WASHINGTON, DC—The latest unemployment numbers show the jobless rate has crept up from 9.7 percent to 9.9 percent. While an initial reported 290,000 jobs were created in April, but that number is subject to revision. What’s more, 66,000 of those jobs or nearly 23 percent are temporary Census jobs.

It seems the rise in unemployment numbers are due to approximately 195,000 formerly discouraged workers that were part of the larger U-6 measure (which likewise increased to 17.1 percent from 16.9 percent) again beginning to look for work. The American people were assured that passing the stimulus bill would keep unemployment under 8 percent, yet the unemployment rate has remained largely unchanged at just over or just under 10 percent.

So what has America got to show for $787 billion stimulus? Apparently more government workers, according to Gallup, the government is outpacing private sector hiring 40 percent to 28 percent. Even state and local governments combined are hiring 2 percent more than the private sector but are actually letting more state and local employees go simultaneously.
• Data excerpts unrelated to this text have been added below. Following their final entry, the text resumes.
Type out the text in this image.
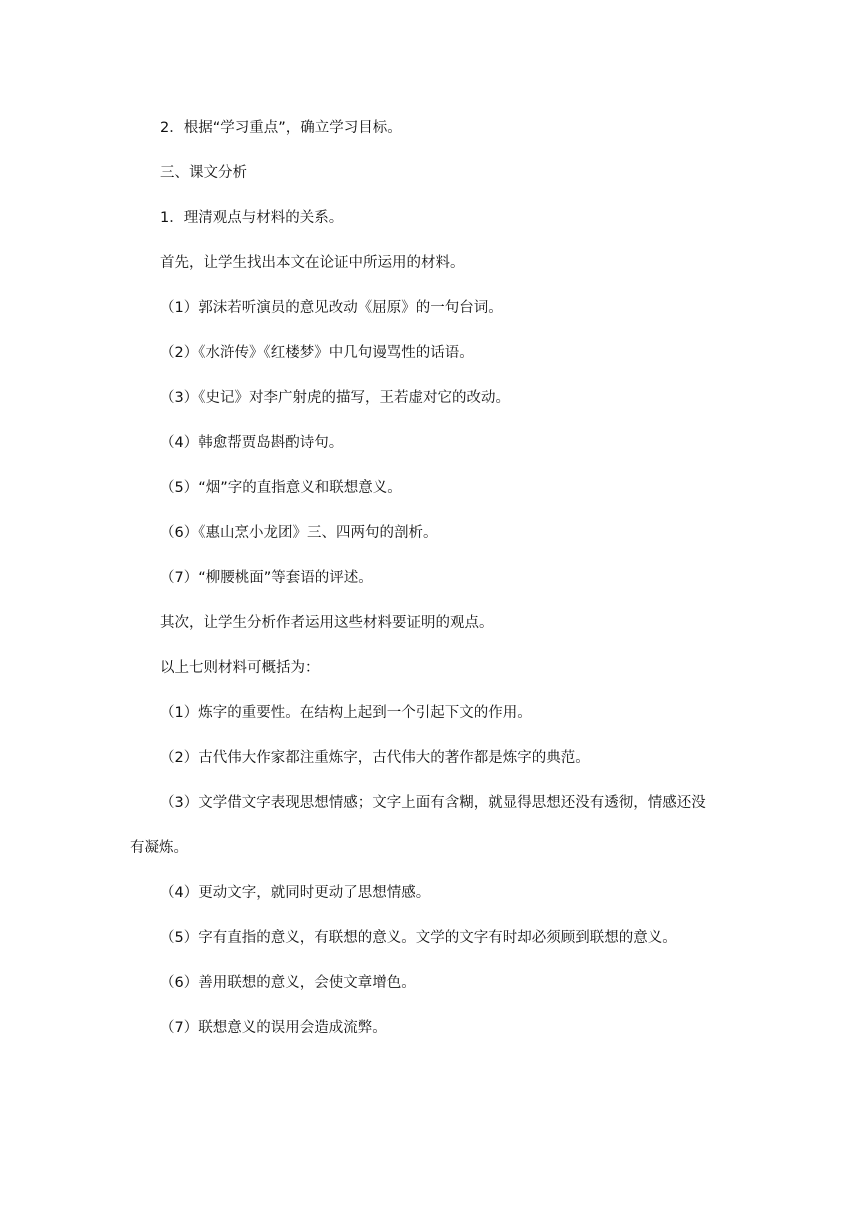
2．根据“学习重点”，确立学习目标。
三、课文分析
1．理清观点与材料的关系。
首先，让学生找出本文在论证中所运用的材料。
（1）郭沫若听演员的意见改动《屈原》的一句台词。
（2）《水浒传》《红楼梦》中几句谩骂性的话语。
（3）《史记》对李广射虎的描写，王若虚对它的改动。
（4）韩愈帮贾岛斟酌诗句。
（5）“烟”字的直指意义和联想意义。
（6）《惠山烹小龙团》三、四两句的剖析。
（7）“柳腰桃面”等套语的评述。
其次，让学生分析作者运用这些材料要证明的观点。
以上七则材料可概括为：
（1）炼字的重要性。在结构上起到一个引起下文的作用。
（2）古代伟大作家都注重炼字，古代伟大的著作都是炼字的典范。
（3）文学借文字表现思想情感；文字上面有含糊，就显得思想还没有透彻，情感还没
有凝炼。
（4）更动文字，就同时更动了思想情感。
（5）字有直指的意义，有联想的意义。文学的文字有时却必须顾到联想的意义。
（6）善用联想的意义，会使文章增色。
（7）联想意义的误用会造成流弊。
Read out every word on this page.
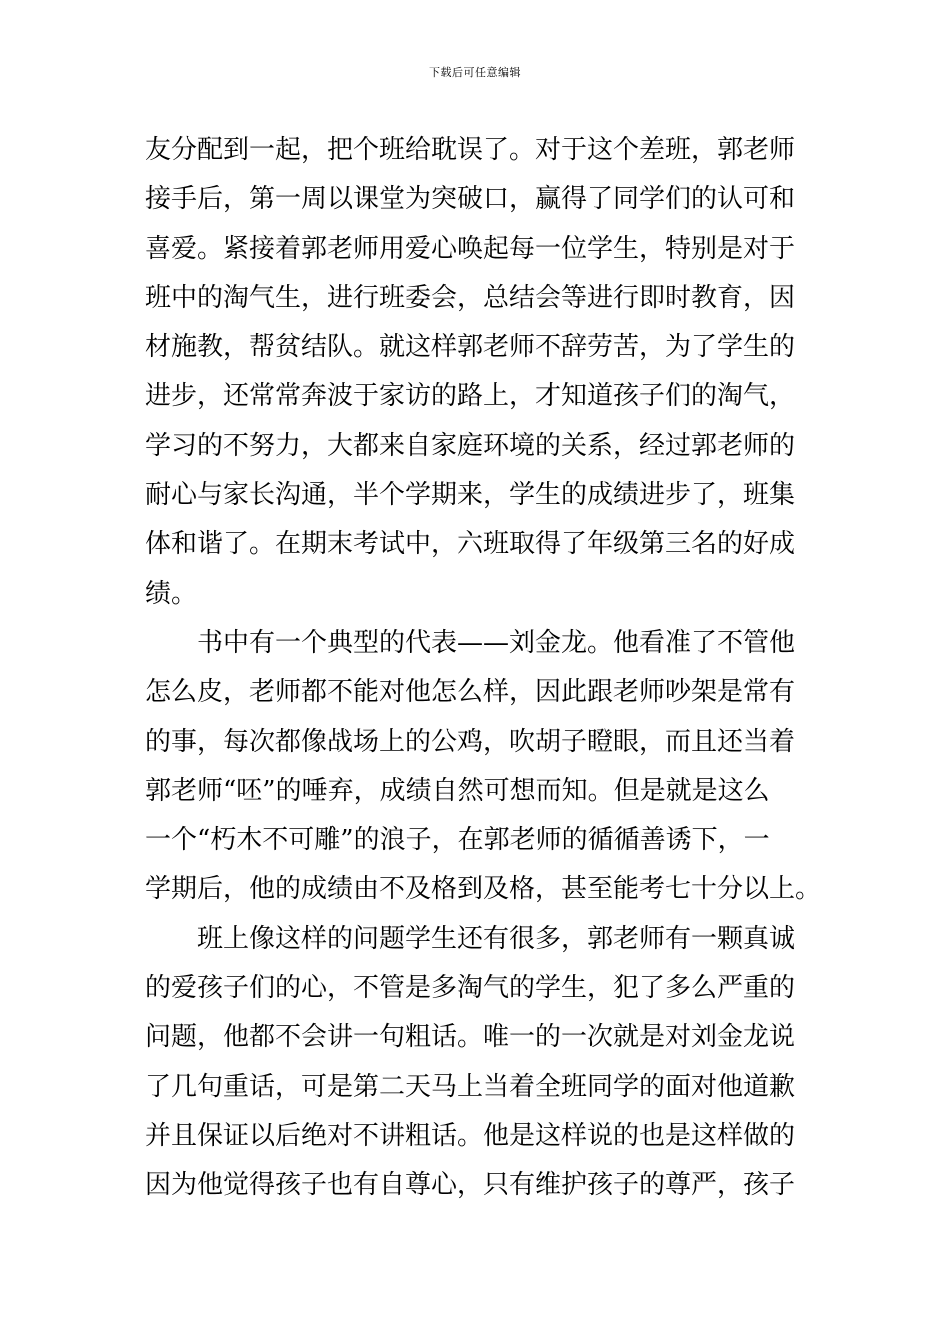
下载后可任意编辑
友分配到一起，把个班给耽误了。对于这个差班，郭老师
接手后，第一周以课堂为突破口，赢得了同学们的认可和
喜爱。紧接着郭老师用爱心唤起每一位学生，特别是对于
班中的淘气生，进行班委会，总结会等进行即时教育，因
材施教，帮贫结队。就这样郭老师不辞劳苦，为了学生的
进步，还常常奔波于家访的路上，才知道孩子们的淘气，
学习的不努力，大都来自家庭环境的关系，经过郭老师的
耐心与家长沟通，半个学期来，学生的成绩进步了，班集
体和谐了。在期末考试中，六班取得了年级第三名的好成
绩。
书中有一个典型的代表——刘金龙。他看准了不管他
怎么皮，老师都不能对他怎么样，因此跟老师吵架是常有
的事，每次都像战场上的公鸡，吹胡子瞪眼，而且还当着
郭老师“呸”的唾弃，成绩自然可想而知。但是就是这么
一个“朽木不可雕”的浪子，在郭老师的循循善诱下，一
学期后，他的成绩由不及格到及格，甚至能考七十分以上。
班上像这样的问题学生还有很多，郭老师有一颗真诚
的爱孩子们的心，不管是多淘气的学生，犯了多么严重的
问题，他都不会讲一句粗话。唯一的一次就是对刘金龙说
了几句重话，可是第二天马上当着全班同学的面对他道歉
并且保证以后绝对不讲粗话。他是这样说的也是这样做的
因为他觉得孩子也有自尊心，只有维护孩子的尊严，孩子
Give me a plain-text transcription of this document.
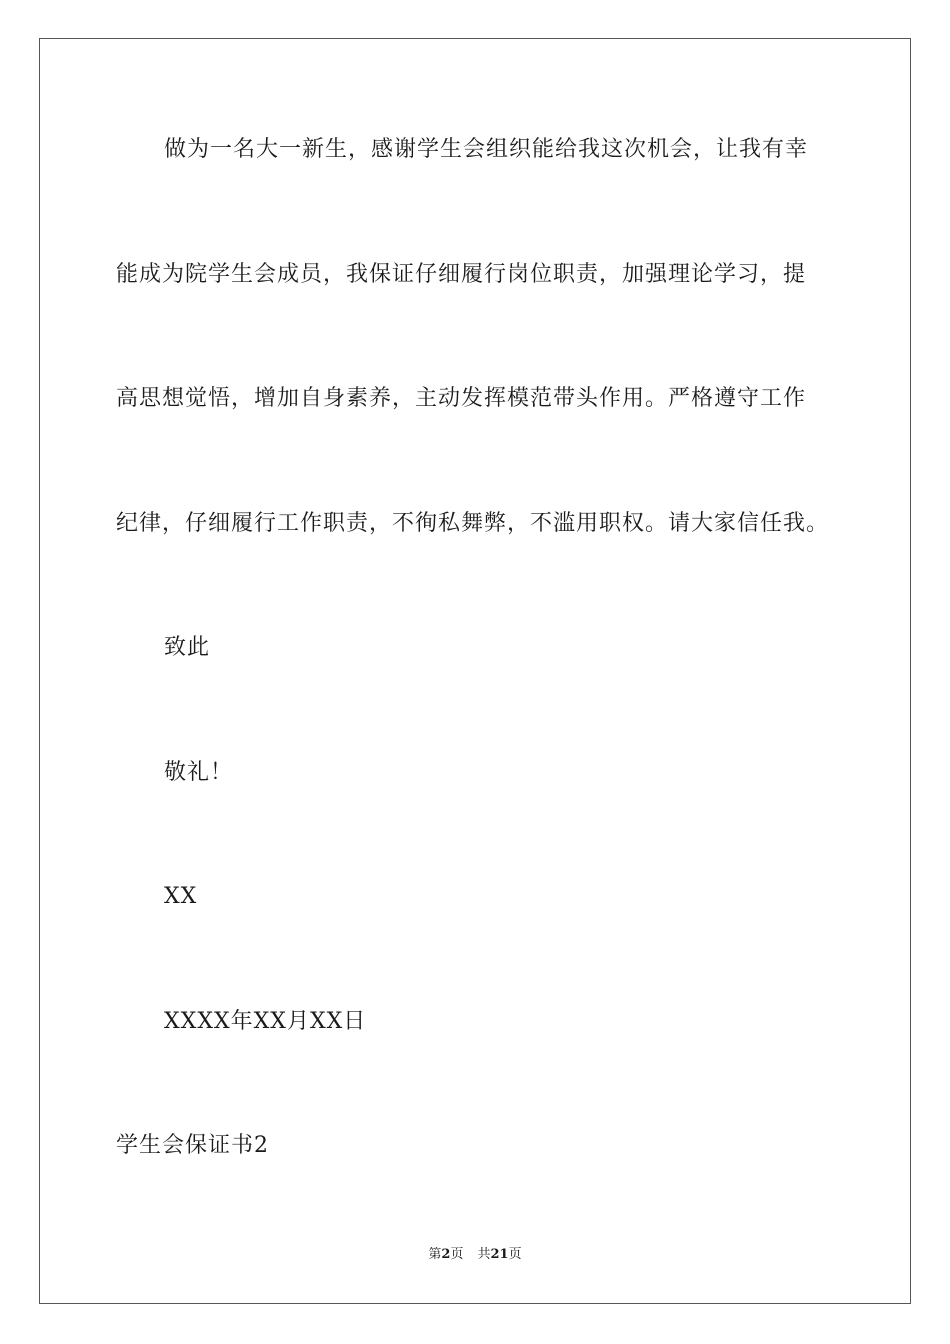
做为一名大一新生，感谢学生会组织能给我这次机会，让我有幸
能成为院学生会成员，我保证仔细履行岗位职责，加强理论学习，提
高思想觉悟，增加自身素养，主动发挥模范带头作用。严格遵守工作
纪律，仔细履行工作职责，不徇私舞弊，不滥用职权。请大家信任我。
致此
敬礼！
XX
XXXX年XX月XX日
学生会保证书2
第2页 共21页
The effects of stimulus chiefly helped states (for a time) and large corporations, but has not curbed the recession—once again proving Keynesian economics simply don’t work, nor put people to work in the private sector.

-- Killswitch Politick

Tuesday, May 4, 2010

Getting real about the national deficit?
The Fed Chair is telling Washington the Reagan model was the right model

WASHINGTON, DC—Ben Bernanke, the Federal Reserve Chairman has told a White House debt commission the United States needs to seriously begin deficit cutting which currently stands at $1.4 trillion. Mr. Bernanke went on to urge an engaging, sobering reevaluation of the US Tax Code but made no specific recommendations.

Rudy Penner, a former director of the Congressional Budget Office under Ronald Reagan told the debt commission, "I think it just screams out that we do something about this tax code." 

Conservatives have long argued that cutting marginal tax rates as well as reducing capital gains taxes and corporate taxes will bring more money into the Treasury via tax revenue and indeed, the three times rates were reduced by Presidents’ Kennedy, Reagan, and Bush 43, tax revenue increased substantially. But tax cutting is only one part of the equation—federal spending must be cut as well, not just minor percentage cuts in the rate of growth.  

Liberals have argued against this method (and history) and against cutting federal spending—demonizing the first as “tax cuts for the rich” and the latter is “draconian cuts in Medicare and Medicaid”.